Dwelling on the past will only help Miami excel in the present through their game tape sessions. The outcomes of those games are meaningless.
Hence, we look at the future and what the 2010 playoffs have in store for the Heat. Here are a few noteworthy factors to take into account going into the Heat-Celtics series:
- The Heat are 19-2 when Dwyane Wade scores 30+ points in the postseason, including a perfect 11-0 at home. In other words, give Wade the ball and good things will happen.
- Dwayne Wade and Udonis Haslem have reached the playoffs in six of their last seven seasons at members of the Miami Heat. Playoff-tested is an understatement.
- Miami finished 27-2 when holding opponents under 90 points.
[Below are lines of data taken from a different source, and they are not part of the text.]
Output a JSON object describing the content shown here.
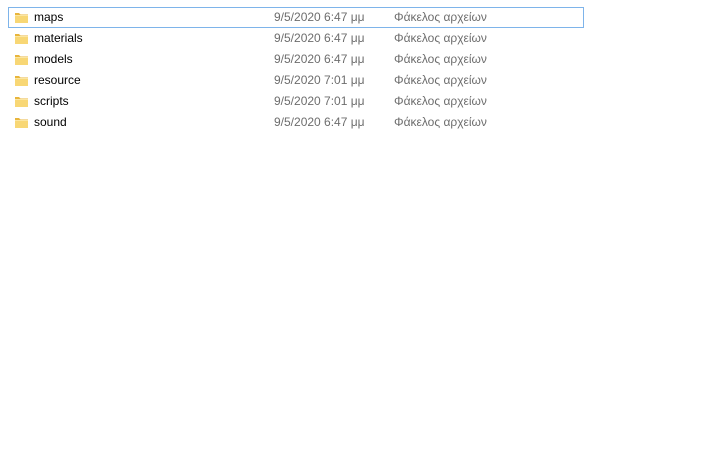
{
  "folders": [
    {
      "name": "maps",
      "date": "9/5/2020 6:47 μμ",
      "type": "Φάκελος αρχείων",
      "focused": true
    },
    {
      "name": "materials",
      "date": "9/5/2020 6:47 μμ",
      "type": "Φάκελος αρχείων"
    },
    {
      "name": "models",
      "date": "9/5/2020 6:47 μμ",
      "type": "Φάκελος αρχείων"
    },
    {
      "name": "resource",
      "date": "9/5/2020 7:01 μμ",
      "type": "Φάκελος αρχείων"
    },
    {
      "name": "scripts",
      "date": "9/5/2020 7:01 μμ",
      "type": "Φάκελος αρχείων"
    },
    {
      "name": "sound",
      "date": "9/5/2020 6:47 μμ",
      "type": "Φάκελος αρχείων"
    }
  ],
  "icons": {
    "folder": "folder-icon"
  },
  "colors": {
    "focus_border": "#7eb4ea",
    "secondary_text": "#6d6d6d",
    "folder_yellow": "#f3c84a"
  }
}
Unfortunately, Boston scored over 90 points in all three match-ups against Miami this season.
- The Heat finished the season ranked second in the league in average points allowed (94.2) and opponents' field goal percentage (43.9%). Boston averaged 99.2 points per game this season.
- Boston and Miami have never faced eachother in the postseason, making this the first ever playoff series between the two.
Role players like Quentin Richardson, Dorell Wright and Carlos Arroyo all improved in the final stretch of the regular season. Richardson had at least one three pointer in the final seven games of the season, averaging 14.1 points in that stretch. Wright has also produced from behind the arc, averaging 1.8 three-pointers per game and 11.8 points per game in the month of April. Arroyo dished out 3.5 assists and logged double-digit points in four of the seven games in April.
With that said, Miami will still have a chance at upseting the favored Celtics with a consistent collective effort sprinkled with some D. Wade magic.